Zhaojie Xia, Chunyan Liang, Li Guo, Xiaoxia Li, Zhangyuan Yang, Design and Implementation of a Chemistry-Topic Search Engine, 40th IUPAC Congress, Beijing, China, August 14-19, 2005

引用格式: Zhaojie Xia, Chunyan Liang, Li Guo, Xiaoxia Li, Zhangyuan Yang, Design and Implementation of a Chemistry-Topic Search Engine, 40th IUPAC Congress, Beijing, China, August 14-19, 2005
标题:Design and Implementation of a Chemistry-Topic Search Engine
作者: Zhaojie Xia, Chunyan Liang, Li Guo, Xiaoxia Li, Zhangyuan Yang;中国科学院过程工程研究所多相复杂系统国家重点实验室:高性能计算与化学信息学课题组
关键词: 化学搜索引擎; 化学主题搜索引擎; 网络爬行; 系统设计; 系统实现
摘要:In this paper, we present ChemEngine, a prototype of chemistry-topic search engine which should be growing in popularity because it could offer increased accuracy and extra functionalities not possible with general-purpose Internet search engines.
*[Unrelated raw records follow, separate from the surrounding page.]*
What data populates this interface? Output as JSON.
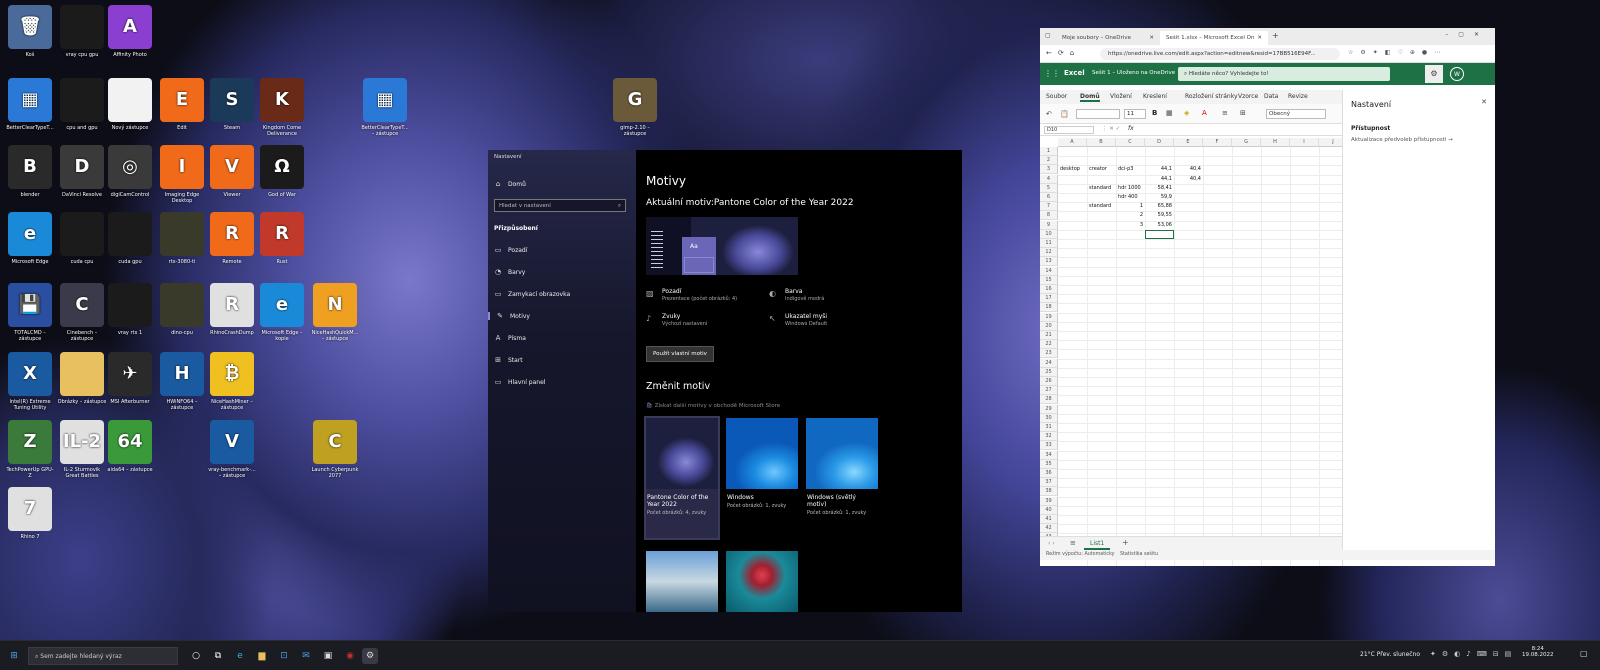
{
  "desktop": {
    "icons": [
      {
        "label": "Koš",
        "color": "#4a6a9a",
        "glyph": "🗑"
      },
      {
        "label": "vray cpu gpu",
        "color": "#1b1b1b",
        "glyph": ""
      },
      {
        "label": "Affinity Photo",
        "color": "#8a3fd0",
        "glyph": "A"
      },
      {
        "label": "BetterClearTypeT...",
        "color": "#2b79d6",
        "glyph": "▦"
      },
      {
        "label": "cpu and gpu",
        "color": "#1b1b1b",
        "glyph": ""
      },
      {
        "label": "Nový zástupce",
        "color": "#f2f2f2",
        "glyph": ""
      },
      {
        "label": "Edit",
        "color": "#f06a1a",
        "glyph": "E"
      },
      {
        "label": "Steam",
        "color": "#1b3a5a",
        "glyph": "S"
      },
      {
        "label": "Kingdom Come Deliverance",
        "color": "#6a2a18",
        "glyph": "K"
      },
      {
        "label": "BetterClearTypeT... – zástupce",
        "color": "#2b79d6",
        "glyph": "▦"
      },
      {
        "label": "blender",
        "color": "#2a2a2a",
        "glyph": "B"
      },
      {
        "label": "DaVinci Resolve",
        "color": "#3a3a3a",
        "glyph": "D"
      },
      {
        "label": "digiCamControl",
        "color": "#3a3a3a",
        "glyph": "◎"
      },
      {
        "label": "Imaging Edge Desktop",
        "color": "#f06a1a",
        "glyph": "I"
      },
      {
        "label": "Viewer",
        "color": "#f06a1a",
        "glyph": "V"
      },
      {
        "label": "God of War",
        "color": "#1b1b1b",
        "glyph": "Ω"
      },
      {
        "label": "Microsoft Edge",
        "color": "#1a8ad8",
        "glyph": "e"
      },
      {
        "label": "cuda cpu",
        "color": "#1b1b1b",
        "glyph": ""
      },
      {
        "label": "cuda gpu",
        "color": "#1b1b1b",
        "glyph": ""
      },
      {
        "label": "rtx-3080-ti",
        "color": "#3a3a2a",
        "glyph": ""
      },
      {
        "label": "Remote",
        "color": "#f06a1a",
        "glyph": "R"
      },
      {
        "label": "Rust",
        "color": "#c0392b",
        "glyph": "R"
      },
      {
        "label": "TOTALCMD – zástupce",
        "color": "#2b4fa0",
        "glyph": "💾"
      },
      {
        "label": "Cinebench – zástupce",
        "color": "#3a3a4a",
        "glyph": "C"
      },
      {
        "label": "vray rtx 1",
        "color": "#1b1b1b",
        "glyph": ""
      },
      {
        "label": "dino-cpu",
        "color": "#3a3a2a",
        "glyph": ""
      },
      {
        "label": "RhinoCrashDump",
        "color": "#e0e0e0",
        "glyph": "R"
      },
      {
        "label": "Microsoft Edge – kopie",
        "color": "#1a8ad8",
        "glyph": "e"
      },
      {
        "label": "NiceHashQuickM... – zástupce",
        "color": "#f0a020",
        "glyph": "N"
      },
      {
        "label": "Intel(R) Extreme Tuning Utility",
        "color": "#1a5aa0",
        "glyph": "X"
      },
      {
        "label": "Obrázky – zástupce",
        "color": "#e8c060",
        "glyph": ""
      },
      {
        "label": "MSI Afterburner",
        "color": "#2a2a2a",
        "glyph": "✈"
      },
      {
        "label": "HWiNFO64 – zástupce",
        "color": "#1a5aa0",
        "glyph": "H"
      },
      {
        "label": "NiceHashMiner – zástupce",
        "color": "#f0c020",
        "glyph": "₿"
      },
      {
        "label": "TechPowerUp GPU-Z",
        "color": "#3a7a3a",
        "glyph": "Z"
      },
      {
        "label": "IL-2 Sturmovik Great Battles",
        "color": "#e0e0e0",
        "glyph": "IL-2"
      },
      {
        "label": "aida64 – zástupce",
        "color": "#3a9a3a",
        "glyph": "64"
      },
      {
        "label": "vray-benchmark-... – zástupce",
        "color": "#1a5aa0",
        "glyph": "V"
      },
      {
        "label": "Launch Cyberpunk 2077",
        "color": "#c0a020",
        "glyph": "C"
      },
      {
        "label": "Rhino 7",
        "color": "#e0e0e0",
        "glyph": "7"
      },
      {
        "label": "gimp-2.10 – zástupce",
        "color": "#6a5a3a",
        "glyph": "G"
      }
    ]
  },
  "settings": {
    "window_title": "Nastavení",
    "nav_home": "Domů",
    "search_placeholder": "Hledat v nastavení",
    "section": "Přizpůsobení",
    "nav": [
      "Pozadí",
      "Barvy",
      "Zamykací obrazovka",
      "Motivy",
      "Písma",
      "Start",
      "Hlavní panel"
    ],
    "page_title": "Motivy",
    "current_theme": "Aktuální motiv:Pantone Color of the Year 2022",
    "preview_aa": "Aa",
    "tiles": [
      {
        "name": "Pozadí",
        "sub": "Prezentace (počet obrázků: 4)"
      },
      {
        "name": "Barva",
        "sub": "Indigově modrá"
      },
      {
        "name": "Zvuky",
        "sub": "Výchozí nastavení"
      },
      {
        "name": "Ukazatel myši",
        "sub": "Windows Default"
      }
    ],
    "use_custom": "Použít vlastní motiv",
    "change_theme": "Změnit motiv",
    "store_link": "Získat další motivy v obchodě Microsoft Store",
    "themes": [
      {
        "name": "Pantone Color of the Year 2022",
        "desc": "Počet obrázků: 4, zvuky"
      },
      {
        "name": "Windows",
        "desc": "Počet obrázků: 1, zvuky"
      },
      {
        "name": "Windows (světlý motiv)",
        "desc": "Počet obrázků: 1, zvuky"
      }
    ]
  },
  "excel": {
    "browser_tabs": [
      "Moje soubory – OneDrive",
      "Sešit 1.xlsx – Microsoft Excel Online"
    ],
    "url": "https://onedrive.live.com/edit.aspx?action=editnew&resid=17BB516E94F...",
    "app": "Excel",
    "doc": "Sešit 1 – Uloženo na OneDrive",
    "search": "Hledáte něco? Vyhledejte to!",
    "avatar": "W",
    "ribbon_tabs": [
      "Soubor",
      "Domů",
      "Vložení",
      "Kreslení",
      "Rozložení stránky",
      "Vzorce",
      "Data",
      "Revize"
    ],
    "font_size": "11",
    "number_format": "Obecný",
    "name_box": "D10",
    "fx": "fx",
    "columns": [
      "A",
      "B",
      "C",
      "D",
      "E",
      "F",
      "G",
      "H",
      "I",
      "J"
    ],
    "rows": [
      "1",
      "2",
      "3",
      "4",
      "5",
      "6",
      "7",
      "8",
      "9",
      "10",
      "11",
      "12",
      "13",
      "14",
      "15",
      "16",
      "17",
      "18",
      "19",
      "20",
      "21",
      "22",
      "23",
      "24",
      "25",
      "26",
      "27",
      "28",
      "29",
      "30",
      "31",
      "32",
      "33",
      "34",
      "35",
      "36",
      "37",
      "38",
      "39",
      "40",
      "41",
      "42",
      "43",
      "44"
    ],
    "cells": [
      {
        "r": 3,
        "c": 0,
        "v": "desktop"
      },
      {
        "r": 3,
        "c": 1,
        "v": "creator"
      },
      {
        "r": 3,
        "c": 2,
        "v": "dci-p3"
      },
      {
        "r": 3,
        "c": 3,
        "v": "44,1",
        "n": true
      },
      {
        "r": 3,
        "c": 4,
        "v": "40,4",
        "n": true
      },
      {
        "r": 4,
        "c": 3,
        "v": "44,1",
        "n": true
      },
      {
        "r": 4,
        "c": 4,
        "v": "40,4",
        "n": true
      },
      {
        "r": 5,
        "c": 1,
        "v": "standard"
      },
      {
        "r": 5,
        "c": 2,
        "v": "hdr 1000"
      },
      {
        "r": 5,
        "c": 3,
        "v": "58,41",
        "n": true
      },
      {
        "r": 6,
        "c": 2,
        "v": "hdr 400"
      },
      {
        "r": 6,
        "c": 3,
        "v": "59,9",
        "n": true
      },
      {
        "r": 7,
        "c": 1,
        "v": "standard"
      },
      {
        "r": 7,
        "c": 2,
        "v": "1",
        "n": true
      },
      {
        "r": 7,
        "c": 3,
        "v": "65,88",
        "n": true
      },
      {
        "r": 8,
        "c": 2,
        "v": "2",
        "n": true
      },
      {
        "r": 8,
        "c": 3,
        "v": "59,55",
        "n": true
      },
      {
        "r": 9,
        "c": 2,
        "v": "3",
        "n": true
      },
      {
        "r": 9,
        "c": 3,
        "v": "53,06",
        "n": true
      }
    ],
    "pane_title": "Nastavení",
    "pane_section": "Přístupnost",
    "pane_link": "Aktualizace předvoleb přístupnosti",
    "sheet": "List1",
    "status_left": "Režim výpočtu: Automaticky",
    "status_right": "Statistika sešitu"
  },
  "taskbar": {
    "search": "Sem zadejte hledaný výraz",
    "weather": "21°C  Přev. slunečno",
    "time": "8:24",
    "date": "19.08.2022"
  }
}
The ChemEngine consists of three major components: a crawler, an indexer and a searcher like a general-purpose search engine[1], but each component is fairly focused on Internet chemistry resources.
A chemistry focused crawler is designed to only gather pages on chemistry-topic compared to general-purpose crawlers to gather as many pages as it can. The focused crawler performs best-first search: it starts from a seed URL bank with more than 10,000 chemistry links resulted from ChIN[2], the chemistry portal, Chinese National Science Digital Library. The focused crawler fetches a page, determines its relevancy to the chemistry-topic and adds all the links from this page to the frontier with score equal to relevancy of the parent. In the next iteration, crawler picks the URLs with the biggest score in the frontier to crawl. Several types of classifiers are used to determine the page relevancy, such as k-NN, Naive Bayesian, and Support Vector Machine.
The indexer parses and stores information about pages in Unicode, thus making possible to implement a multi-language search engine. So, we can search the pages in English and even Chinese, all in one database. In additional, chemistry dictionary can be used for tokenizing in this step.
The searcher of ChemEngine is to provide quality search results efficiently. We sort the hits not only according to PageRank, but also offer a categorizing interface for search results according to taxonomy of chemistry subjects to solve the information overload problem that occurs when users face thousands of results returned by a web search.
ChemEngine now searches several million pages at present with Boolean searching available.